Gli dissi di stare tranquillo, anche se io non lo ero per niente dopo quella apparizione.
Continuai a spogliarlo e baciarlo con foga: mi fece una promessa.
Adesso non posso perché non abbiamo denaro ma tra un po’ cercherò di farti il regalo di nozze, augurandomi che sarà esattamente come desideravi da tanto tempo”-mi sussurrò.
Sorrisi e lo guardai negli occhi.
Mi persi in quello sguardo profondo e dimenticai tutto il resto.

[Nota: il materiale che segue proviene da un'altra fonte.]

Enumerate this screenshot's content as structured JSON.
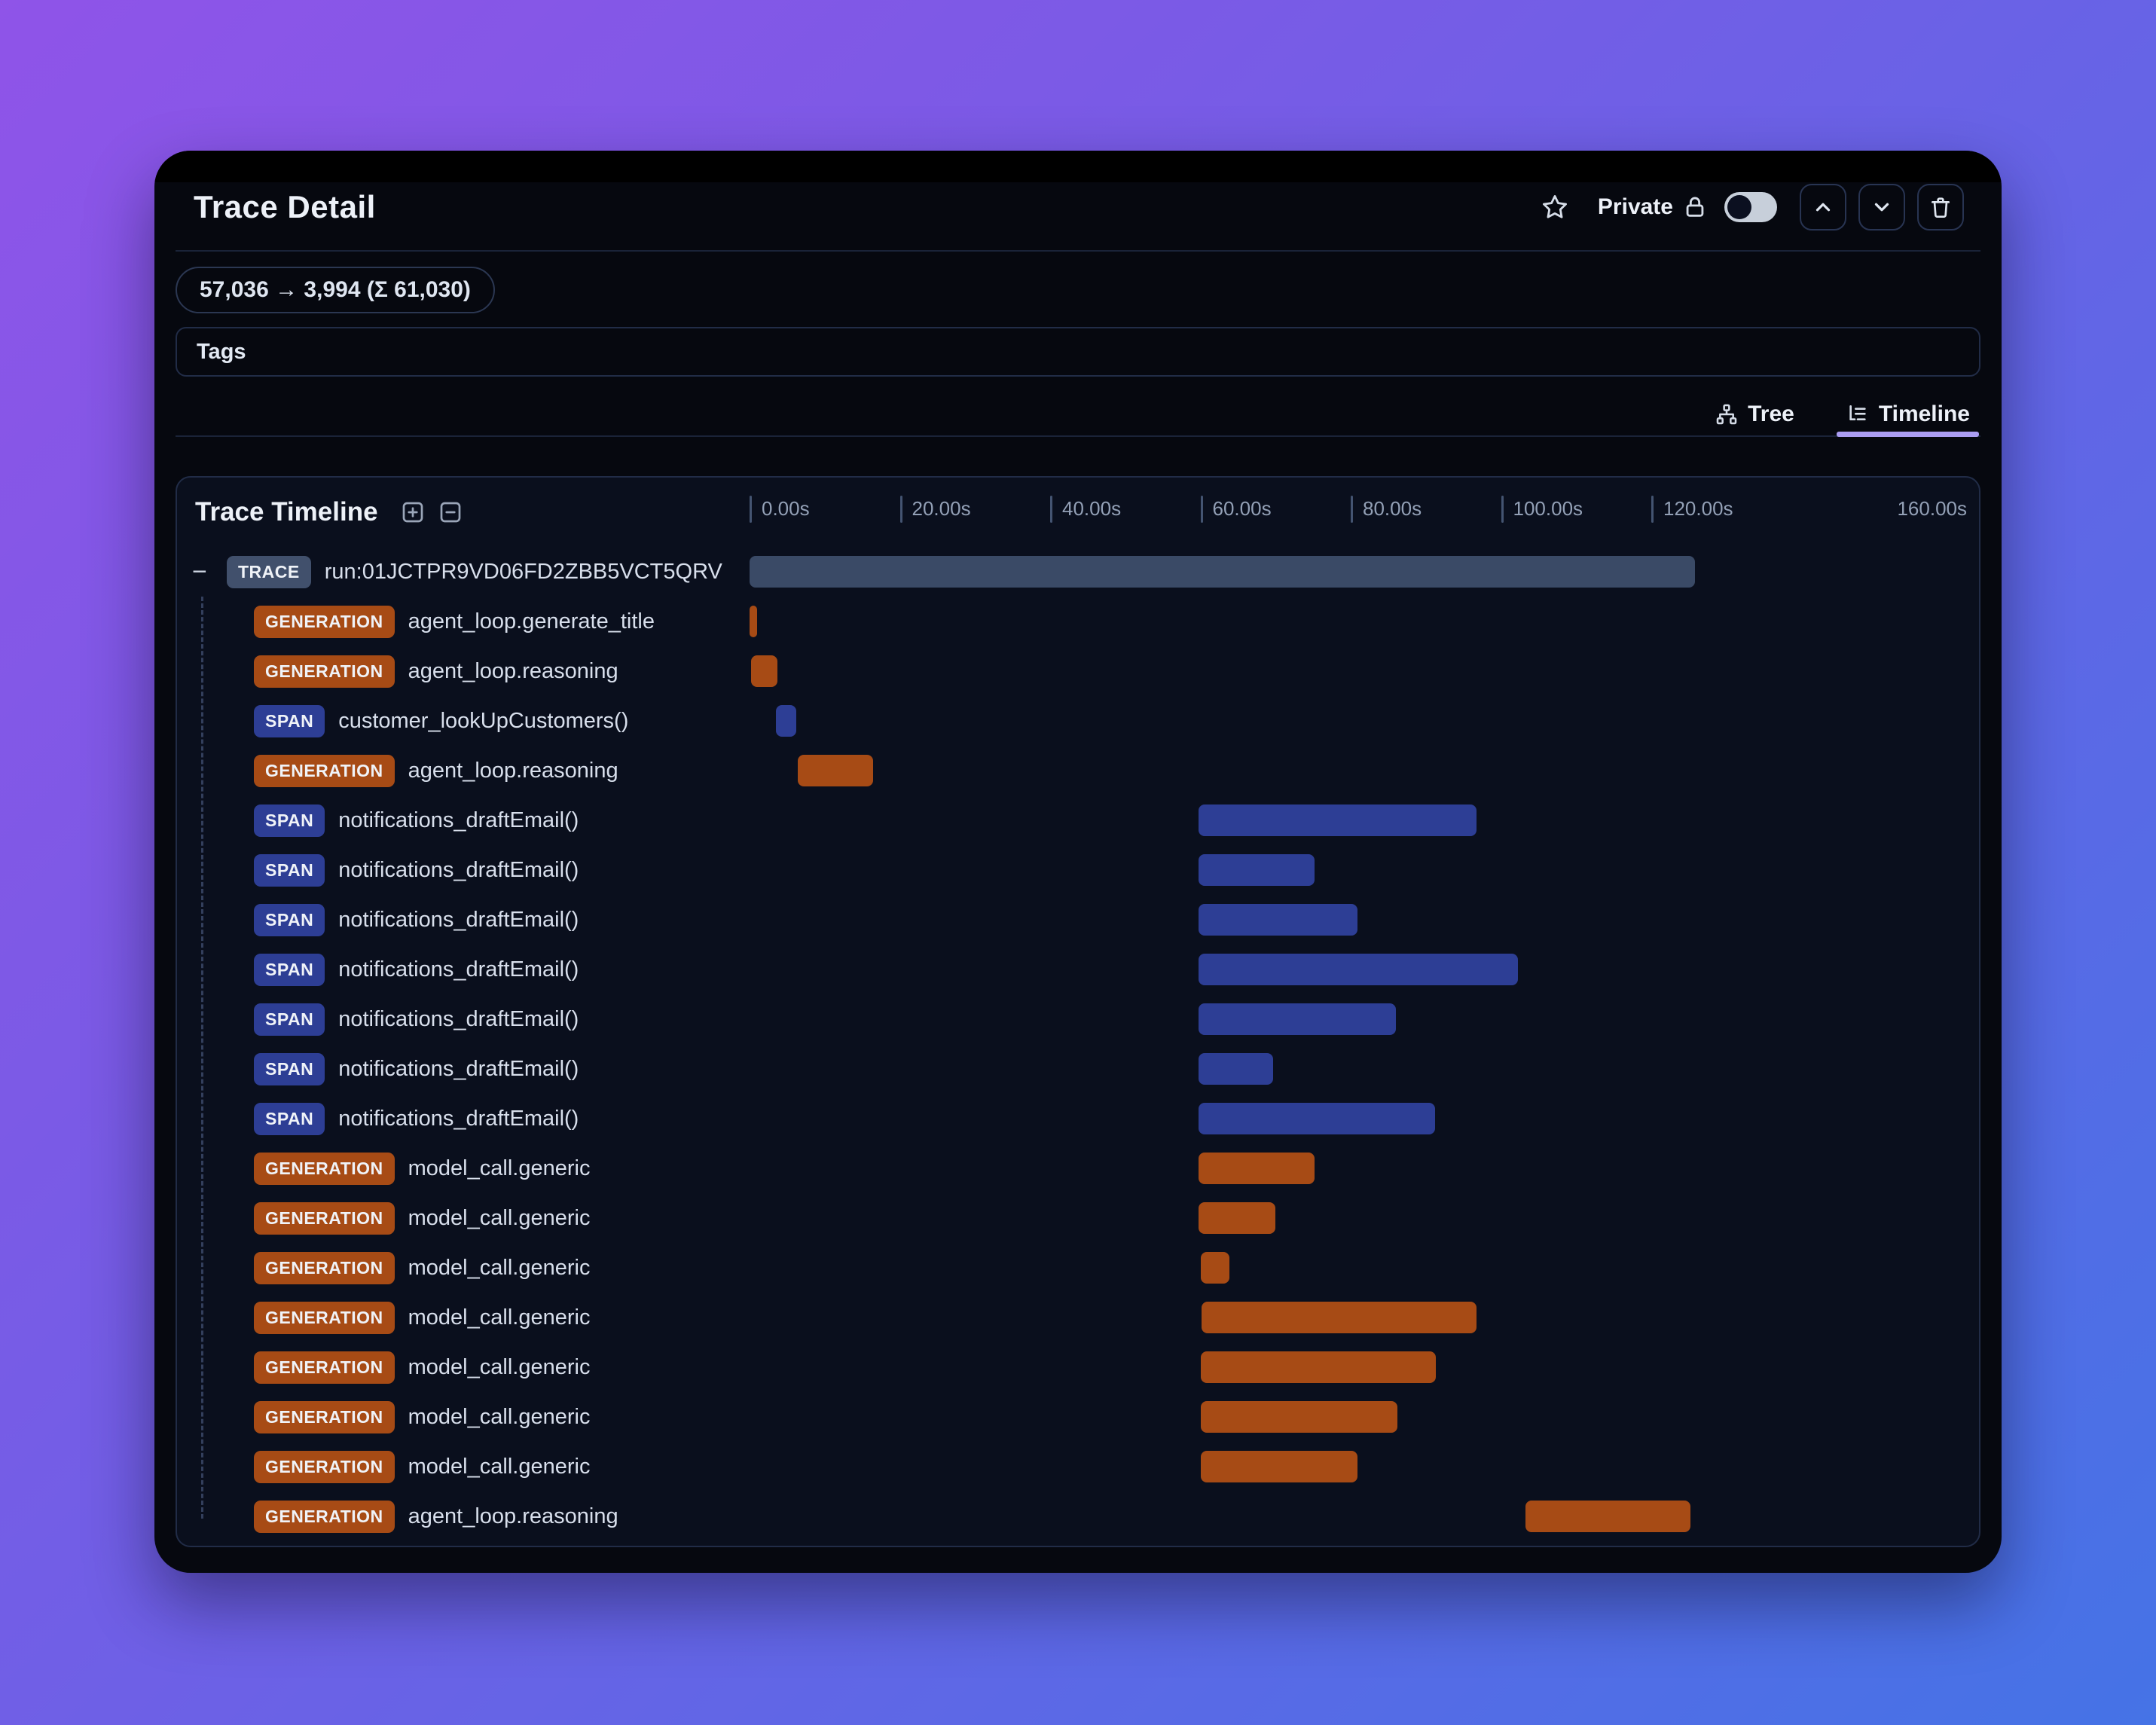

Mi abbandonai tra le sue forti braccia: niente e nessuno al mondo avrebbe potuto rovinarci quei momenti.

ANGOLO AUTRICE: Eccomi qui! :)
Irène e Jean finalmente hanno potuto convolare a nozze, che dolce è Jean?
Davvero un uomo da sposare ahah.
Il padre di Irène…. Insopportabile però alla fine ha accettato.
Le rivoluzionarie si dimostrano sempre di più delle vere amiche.
Gli articoli che ho inserito sono tratti dalla Dichiarazione dei Diritti dell’Uomo e del Cittadino” del 1789: tutti gli avvenimenti storici che cito sono avvenuti davvero e sono trattati con la massima precisione possibile,ovviamente inserendo i personaggi come funziona meglio per la storia.
E'  inquietante quell'essere che ha voluto ottenere informazioni su Jean: non trovate?
Cosa starà architettando?
Infine Jean ha promesso un regalo ad Irène… le piacerà sicuro.
Che dire, alla prossima e grazie!
Jenny
PS: ci sono degli indizi che aiutano a farsi qualche idea sul alcuni punti della storia e della vita di Irène sparsi per tutto il racconto… Fossi in voi ci starei attenta.